Contract farming arrangements – another little tripwire
Joe Spencer · June 28th 2022 · read
We focus on the DEFRA requirement for plant protection products (PPPs) in contract farming and what it means for farmers.
The terms of a contract farming agreement (CFA) are relatively well known, although each one should be tailored to the circumstances of the parties involved. A landowner will engage a contractor to carry out defined works and the contractor will provide certain elements of the labour and machinery to grow the crop or look after the livestock, whilst the landowner will provide the land and pay for the inputs. The permutations of the arrangement are almost infinite but often the contractor’s overall remuneration will be partly determined by the profitability of the crop, so will share in the “divisible surplus”.
Normally the contractor will order the seeds, fertilisers and sprays for use on the contracted land, and these will be paid for from a special “number 2 accounts” which the landowner provides and to which both parties have access. In some smaller cases the contractor may instead provide the inputs to the landowner directly, charging throughout the year as the inputs are provided. The key common factor of all these arrangements and the feature which distinguishes it from a rental arrangement is that the landowner will own the crop, be responsible for buying the inputs and effectively bear an element of risk.
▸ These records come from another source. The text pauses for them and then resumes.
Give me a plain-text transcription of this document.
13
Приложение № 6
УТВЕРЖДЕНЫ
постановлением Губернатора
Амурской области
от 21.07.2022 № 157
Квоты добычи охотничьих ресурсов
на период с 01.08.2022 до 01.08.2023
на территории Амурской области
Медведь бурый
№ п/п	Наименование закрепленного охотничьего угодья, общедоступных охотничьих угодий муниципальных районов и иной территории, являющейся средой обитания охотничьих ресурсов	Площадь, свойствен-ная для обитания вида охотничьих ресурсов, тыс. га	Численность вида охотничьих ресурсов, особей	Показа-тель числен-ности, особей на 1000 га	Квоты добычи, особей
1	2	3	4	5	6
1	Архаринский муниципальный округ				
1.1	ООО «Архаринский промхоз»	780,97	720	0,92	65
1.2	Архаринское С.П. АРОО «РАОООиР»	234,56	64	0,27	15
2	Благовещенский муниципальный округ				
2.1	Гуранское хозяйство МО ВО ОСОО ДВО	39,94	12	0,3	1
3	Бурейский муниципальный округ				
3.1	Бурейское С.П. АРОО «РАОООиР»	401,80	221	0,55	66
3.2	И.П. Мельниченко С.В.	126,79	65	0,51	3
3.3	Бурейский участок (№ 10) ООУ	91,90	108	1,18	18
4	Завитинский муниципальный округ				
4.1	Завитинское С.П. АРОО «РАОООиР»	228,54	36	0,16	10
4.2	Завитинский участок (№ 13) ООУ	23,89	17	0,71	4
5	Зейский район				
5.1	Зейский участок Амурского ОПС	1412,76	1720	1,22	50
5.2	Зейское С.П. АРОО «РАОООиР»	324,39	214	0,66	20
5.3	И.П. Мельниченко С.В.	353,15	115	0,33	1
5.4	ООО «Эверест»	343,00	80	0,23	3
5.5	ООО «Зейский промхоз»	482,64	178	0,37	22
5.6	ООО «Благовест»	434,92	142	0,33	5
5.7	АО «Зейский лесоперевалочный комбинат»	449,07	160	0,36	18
A recent DEFRA requirement will, therefore, need careful consideration by relevant landowners. Where businesses use plant protection products (PPPs), from 22nd June they will be required to register details on a new DEFRA website. This applies not only to those who store and apply PPPs but also to those who “have professional PPPs and any adjuvants applied by a third party as part of your work in agriculture, horticulture, amenities or forestry”. The rules will apply very widely including farms, schools, parks, roads, railways and forests. Domestic garden use, however, is not included.
According to MHA agricultural partner Joe Spencer, aside from the sanctions that DEFRA might apply, there can also be a fiscal issue.
“For many, the attraction of contract farming is that the landowner can continue to enjoy the fiscal advantages of farming without necessarily needing to undertake all the work in person. If HMRC were to take issue with such arrangements, (and this has happened in the past in an Inheritance Tax context) failure to comply with such a clearly defined legal requirement would not necessarily be helpful in defending trading status.”